Desktop (please complete the following information):

Additional context Telegram thread: Hello! Forvo stopped working 10 hours ago. I tried version 0.11.1 and 0.12.0.

1over137 commented 6 months ago

I assume they stepped up their anti scraping measures with Cloudflare, as reported elsewhere with similar projects:

https://github.com/Rascalov/Anki-Simple-Forvo-Audio/issues/31

https://github.com/Rascalov/Anki-Simple-Forvo-Audio/issues/29

In that case there is nothing I can do. Stick to downloaded stuff, probably. If this persists I'll remove the implementation. Maybe I'll look into fetching audio from wiktionary. I'm personally unwilling to do this, but if someone is willing to make a fancy proxy service somewhere like lingva, please let me know.

Rascalov commented 6 months ago

I assume they stepped up their anti scraping measures with Cloudflare, as reported elsewhere with similar projects:

It's an oddball. My extension seemed to work again after I visited the site once on my actual browser to do the Cloudflare Captcha. My guess is that it will whitelist IPs from the check once it's been gone through at least once. But then again, I have yet to hear from people if that actually worked for them as well.

otomiruu commented 6 months ago

Я предполагаю, что они усилили свои меры по борьбе с парсингом с помощью Cloudflare, как сообщалось в других источниках о подобных проектах:

Это чудак. Мое расширение, похоже, снова заработало после того, как я однажды посетил сайт в своем браузере, чтобы ввести Cloudflare Captcha. Я предполагаю, что он внесет IP-адреса в белый список из проверки, как только она будет проверена хотя бы один раз. Но опять же, я еще не слышал от людей, сработало ли это и для них.

Сейчас зашел в Anki, и все заработало, на сайте Forvo не заходил, но если появится данная проблема еще раз, сделаю, как вы сказали. Еще раз спасибо за этот прекрасный аддон

Rascalov commented 6 months ago

Сейчас зашел в Anki, и все заработало, на сайте Forvo не заходил, но если появится данная проблема еще раз, сделаю, как вы сказали.

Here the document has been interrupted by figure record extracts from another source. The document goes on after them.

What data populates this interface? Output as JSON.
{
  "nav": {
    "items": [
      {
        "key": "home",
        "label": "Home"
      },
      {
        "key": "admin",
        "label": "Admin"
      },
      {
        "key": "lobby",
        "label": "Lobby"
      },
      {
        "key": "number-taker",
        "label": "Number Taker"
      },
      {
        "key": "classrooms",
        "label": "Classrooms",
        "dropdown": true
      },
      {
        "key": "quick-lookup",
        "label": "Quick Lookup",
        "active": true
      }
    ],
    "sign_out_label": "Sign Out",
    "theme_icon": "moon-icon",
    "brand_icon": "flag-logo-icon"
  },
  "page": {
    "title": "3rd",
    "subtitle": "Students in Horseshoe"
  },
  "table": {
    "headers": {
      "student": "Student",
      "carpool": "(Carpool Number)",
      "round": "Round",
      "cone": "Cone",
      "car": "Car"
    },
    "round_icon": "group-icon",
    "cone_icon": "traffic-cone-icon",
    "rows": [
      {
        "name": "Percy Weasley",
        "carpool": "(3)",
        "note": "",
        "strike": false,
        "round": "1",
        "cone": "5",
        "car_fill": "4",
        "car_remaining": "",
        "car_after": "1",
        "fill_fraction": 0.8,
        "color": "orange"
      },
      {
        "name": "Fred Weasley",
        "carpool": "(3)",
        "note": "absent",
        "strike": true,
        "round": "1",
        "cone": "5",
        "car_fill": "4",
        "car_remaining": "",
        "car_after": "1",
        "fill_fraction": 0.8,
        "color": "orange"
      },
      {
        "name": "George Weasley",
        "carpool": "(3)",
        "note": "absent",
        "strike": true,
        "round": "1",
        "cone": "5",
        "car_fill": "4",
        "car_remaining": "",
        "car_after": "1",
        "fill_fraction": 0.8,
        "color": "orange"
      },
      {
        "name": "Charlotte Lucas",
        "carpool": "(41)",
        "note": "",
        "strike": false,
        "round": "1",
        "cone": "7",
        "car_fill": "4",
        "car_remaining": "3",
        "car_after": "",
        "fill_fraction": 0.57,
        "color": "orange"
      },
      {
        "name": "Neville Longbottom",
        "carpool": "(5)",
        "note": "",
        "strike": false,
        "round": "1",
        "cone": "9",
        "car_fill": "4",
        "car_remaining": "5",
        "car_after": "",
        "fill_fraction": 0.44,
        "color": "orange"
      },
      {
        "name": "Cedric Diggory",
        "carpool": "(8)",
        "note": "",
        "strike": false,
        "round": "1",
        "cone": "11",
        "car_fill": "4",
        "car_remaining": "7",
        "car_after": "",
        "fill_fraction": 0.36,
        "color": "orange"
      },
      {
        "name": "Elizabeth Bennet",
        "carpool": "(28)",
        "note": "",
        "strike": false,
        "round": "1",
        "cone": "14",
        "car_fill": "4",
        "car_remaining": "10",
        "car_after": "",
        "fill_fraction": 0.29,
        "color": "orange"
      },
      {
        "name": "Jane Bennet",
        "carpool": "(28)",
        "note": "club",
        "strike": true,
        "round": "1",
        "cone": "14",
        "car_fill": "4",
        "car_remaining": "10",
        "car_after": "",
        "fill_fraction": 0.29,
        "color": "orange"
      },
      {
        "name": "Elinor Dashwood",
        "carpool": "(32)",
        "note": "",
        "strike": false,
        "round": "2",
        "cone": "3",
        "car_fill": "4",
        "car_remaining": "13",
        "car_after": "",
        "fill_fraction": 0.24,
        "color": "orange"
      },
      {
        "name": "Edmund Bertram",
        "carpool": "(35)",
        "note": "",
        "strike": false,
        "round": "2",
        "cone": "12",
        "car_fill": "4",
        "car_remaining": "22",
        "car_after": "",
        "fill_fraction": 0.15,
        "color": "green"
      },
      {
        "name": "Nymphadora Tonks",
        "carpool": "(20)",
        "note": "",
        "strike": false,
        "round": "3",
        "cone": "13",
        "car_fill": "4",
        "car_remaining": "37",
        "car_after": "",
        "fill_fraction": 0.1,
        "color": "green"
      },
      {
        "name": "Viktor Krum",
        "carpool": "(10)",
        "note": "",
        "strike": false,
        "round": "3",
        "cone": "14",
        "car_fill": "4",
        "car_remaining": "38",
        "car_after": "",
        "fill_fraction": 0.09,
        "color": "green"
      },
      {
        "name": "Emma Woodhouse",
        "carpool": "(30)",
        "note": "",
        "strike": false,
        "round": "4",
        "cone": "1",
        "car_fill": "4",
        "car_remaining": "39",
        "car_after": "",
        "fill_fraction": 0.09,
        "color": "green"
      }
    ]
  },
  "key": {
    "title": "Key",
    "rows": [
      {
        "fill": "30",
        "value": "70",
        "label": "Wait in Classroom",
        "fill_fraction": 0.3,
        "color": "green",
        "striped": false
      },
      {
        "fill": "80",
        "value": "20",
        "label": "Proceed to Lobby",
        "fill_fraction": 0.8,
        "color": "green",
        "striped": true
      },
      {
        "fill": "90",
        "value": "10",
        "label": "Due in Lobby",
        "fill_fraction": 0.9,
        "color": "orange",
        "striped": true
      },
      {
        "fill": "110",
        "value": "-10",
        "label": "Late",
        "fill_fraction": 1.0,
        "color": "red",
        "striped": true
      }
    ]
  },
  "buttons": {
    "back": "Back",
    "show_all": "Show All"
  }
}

Еще раз спасибо за этот прекрасный аддон

No problem! But I assume you wanted to send this reply in your own created issue 😅

1over137 commented 6 months ago

From what I see, they are still under Cloudflare reverse proxy. The DNS points to a cloudflare IP: http://104.20.253.20/. I assume they are testing this. Most likely they'll just block it again permanently, and then there won't be good solutions other than a full browser scraping script.

Rascalov commented 6 months ago

yeah, there are people (freemdict) that were already posting full site scrapes of audios. ~Can't say how recent these are though~ It's still being updated.